The characters that one meets in bars around the world are truly fascinating. Indeed, I have met many friends in this manner. This most recent international “freakspotting” was in Taipei, where Antonio works in my favourite bar. This is a friendly bar and one of the best in town – everyone likes meet up here with friends and to chat with the hospitable staff. Antonio, the manager, is a dashing Indian in his mid-thirties with an adventurous epic to tell that would make Homer’s The Odyssey seem like a dreary high school writing task.
“You should know that I work here only because I love it. My income really comes from my investments.” This is Antonio’s first line to his unsuspecting victims. Apparently after school he inherited his father’s $10 million property, completed a Master’s degree in psychology… then decided to work as a waiter. He was looking forward to retirement in 3 years.

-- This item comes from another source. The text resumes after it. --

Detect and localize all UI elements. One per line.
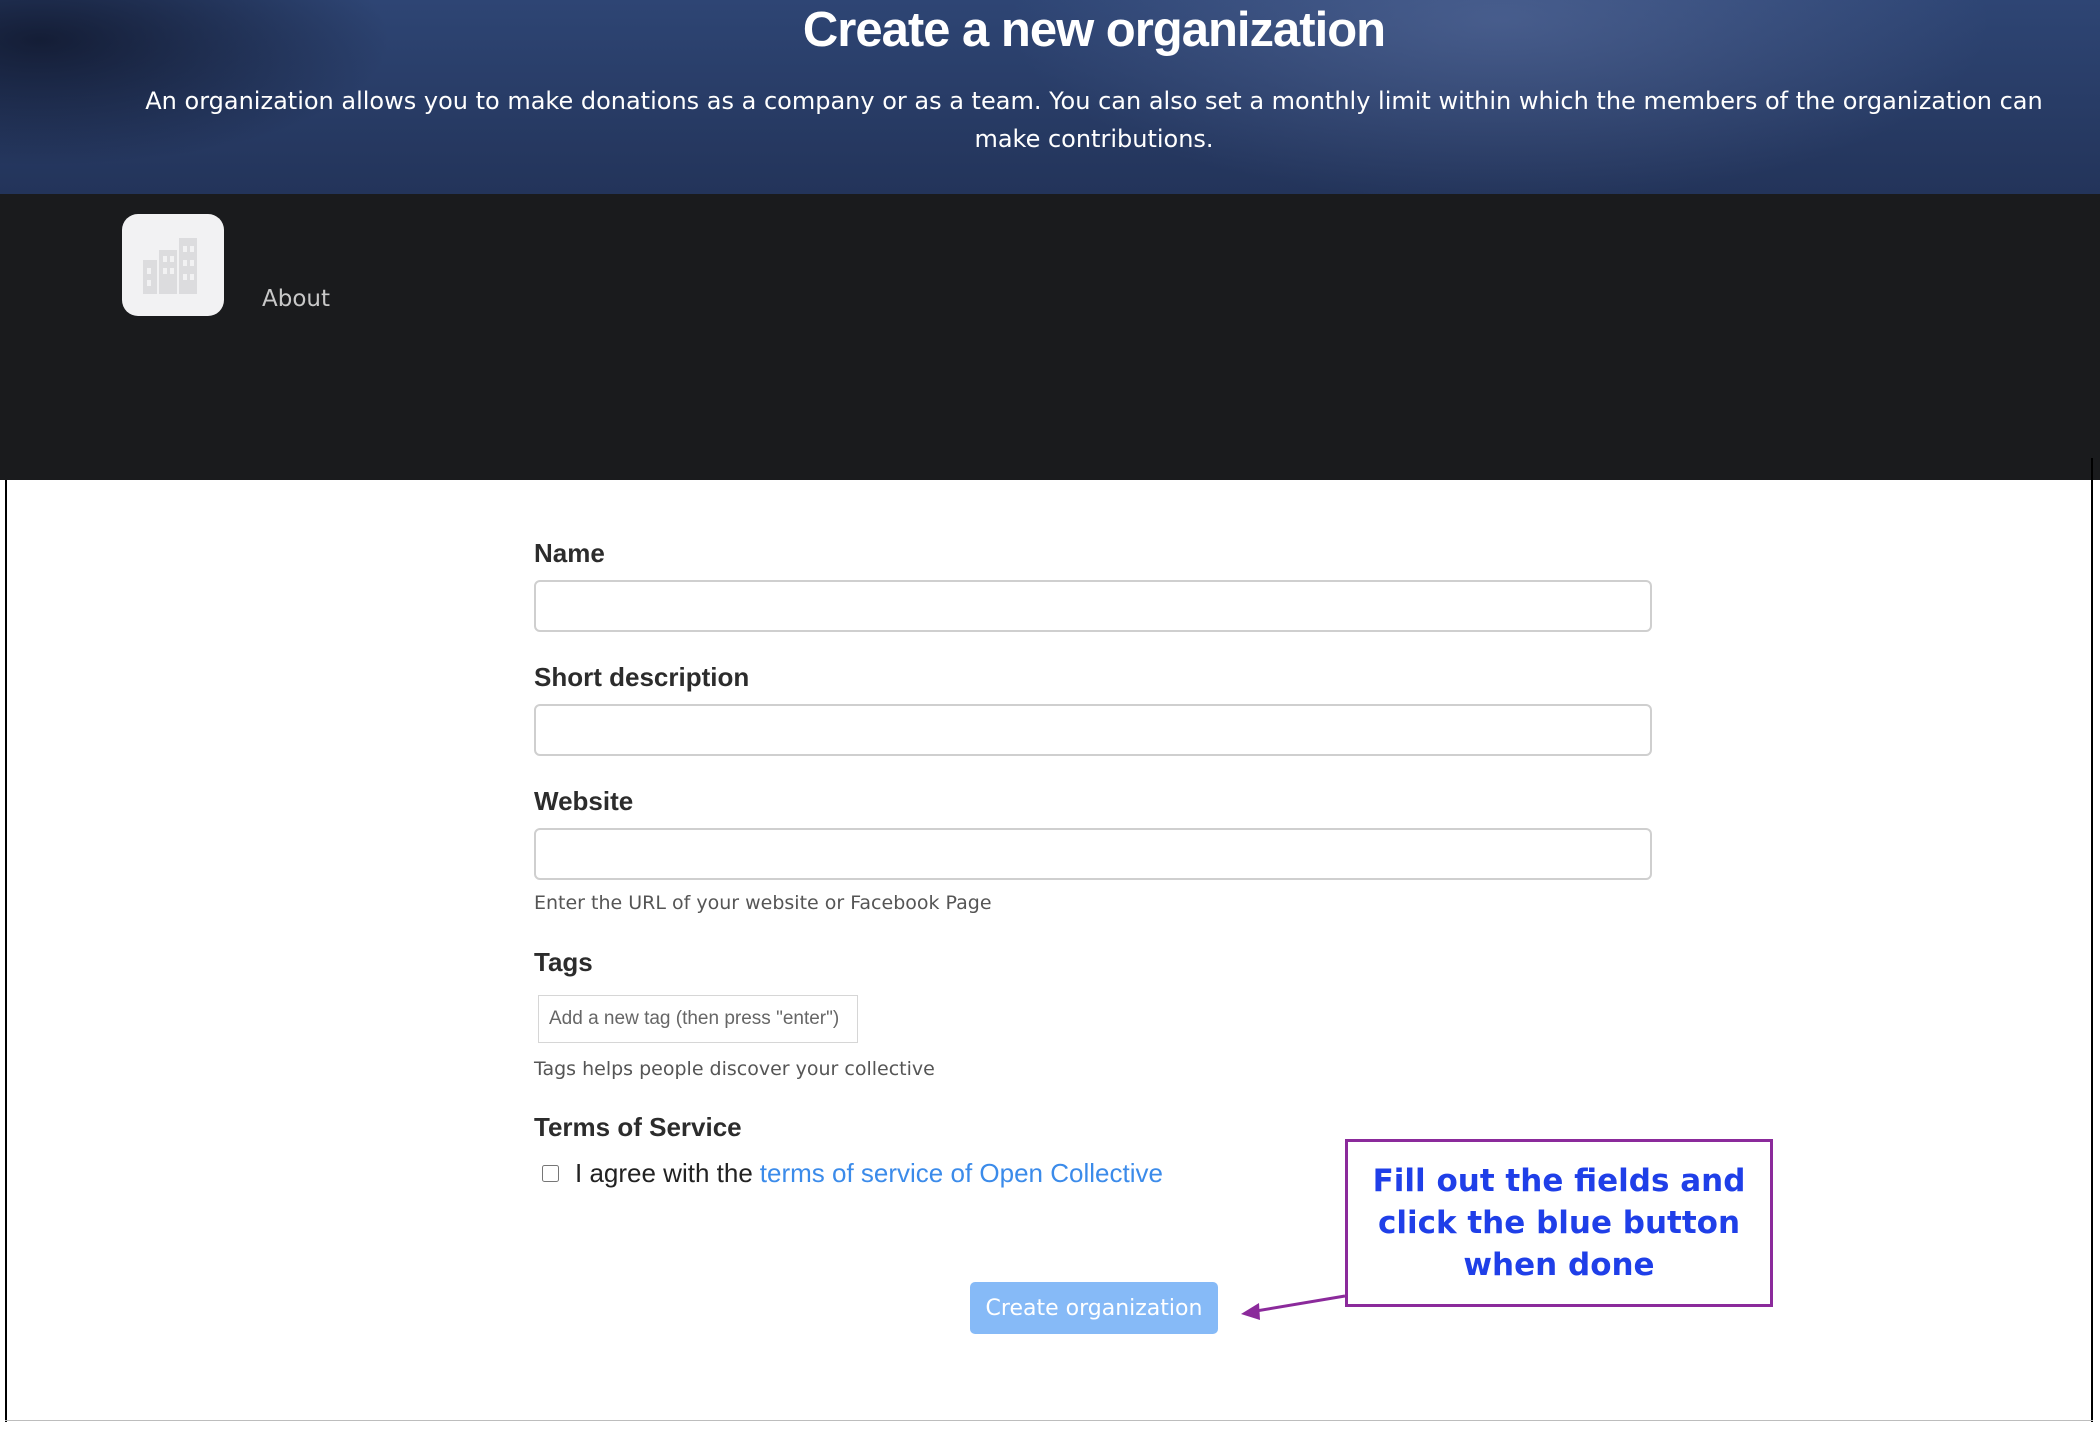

With his fluent English, good looks and the confidence of a billionaire supermodel, Antonio sold his story all over town. He dazzled customers with his fine cocktails, fascinating tales and financial advice. Even more amazing was the fact that he did everything so well: top of the class at Oxford, Ritz Carlton’s Employee of The Year and World’s Best Dad to his baby girl. The ex-fiance and baby’s mum was on friendly terms with him. He even took care of his own mother at home.
Any friendly female who was dopey enough to befriend Antonio was invariably the victim of constant attention. I was of the lucky ladies who caught the sorcerer’s eye. Some people call it “stalking” but not this man – of course not. He would never harass a woman. He was merely showering particular ladies with unrelenting attention, bestowing upon her the chance of future happiness with an A-lister.
Unfortunately, he also liked to send naked photographs for himself. Grotesque, disturbing naked pictures which were very unattractive. For a handsome man, Antonio was surprisingly hideous in his natural state. I was quite alarmed to receive such photos. He has the body of a dropped duvet: everything seems to sag into one big sack of skin. The “attention” received by him was, however flattering, quite exhausting after about a week. Antonio often took things a little too far. It’s the marriage proposal after 3 weeks of acquaintance that pushes most of his admirers over the edge.
There were some things about Antonio that didn’t quite add up. He had cheap veneers on his three front teeth, which looked as if they’d been purchased in a novelty shop – maybe they’d been broken during a fight in a Chinese prison. His cheesy tattoos could have been the handiwork of a fellow inmate at a correctional centre. A friend of mine made the observation that he is rather like a duck, working so hard underneath to make everything look calm on the surface. Antonio, although friendly, had a frightening temper which reared its ugly head whenever he had a hangover or a fight with his “ex-fiance” – he started taking days off work and eventually collapsed on his break. He started to take several days off work… then would turn up with what appeared to look/smell like a hangover.
Apparently he went for numerous tests, although we never found out the exact diagnosis. Antonio started hinting at cancer and the fact that he had only a few months to live and therefore there was to focus on the only thing in the world that really mattered: himself. Everyone was to respect the wishes of Saint Antonio The Sick And Dying Bartender lest they were to be screamed at and refused service. All gifts and offerings were gratefully accepted.
I’ve nothing but respect for a good storyteller, an art I’ve tried to perfect for many years. Antonio, in the tradition of Homer, C.S Lewis and J.K Rowling tells a fine story indeed. It’s hard to know whether to applaud such talent or to suggest an extreme personality disorder. The truth of Antonio’s journey is not glamourous and inspires a sympathy in me that he would despise.
Antonio is an Indian immigrant with little education. He’s never managed to hold a job for any length of time, is shunned by frightened former colleagues. This unfortunate character is actually married to his “ex-fiance” and seems to collect ex-wives, whose relationships all appear to overlap. There are also at least 4 daughters floating around. It’s hard to say if he has any more because everyone has different information. Sadly, Antonio is estranged from 3 of his children and denies their existence. There is no master’s degree, no Swiss passport, no family fortune. Worst of all, there are no friends. This man knows everyone but has bonds with none of them. The downside of being a fabulous spinner of tales is that such people are often labelled as “bullshit artists” by the general public.
One pleasant piece of news: Antonio has totally forgotten about his life-threatening cancer. His shaven hair and eyebrows have miraculously grown back. He is as healthy as a horse and happily making up new stories with which to amaze and amuse his customers, perhaps even snare another wife.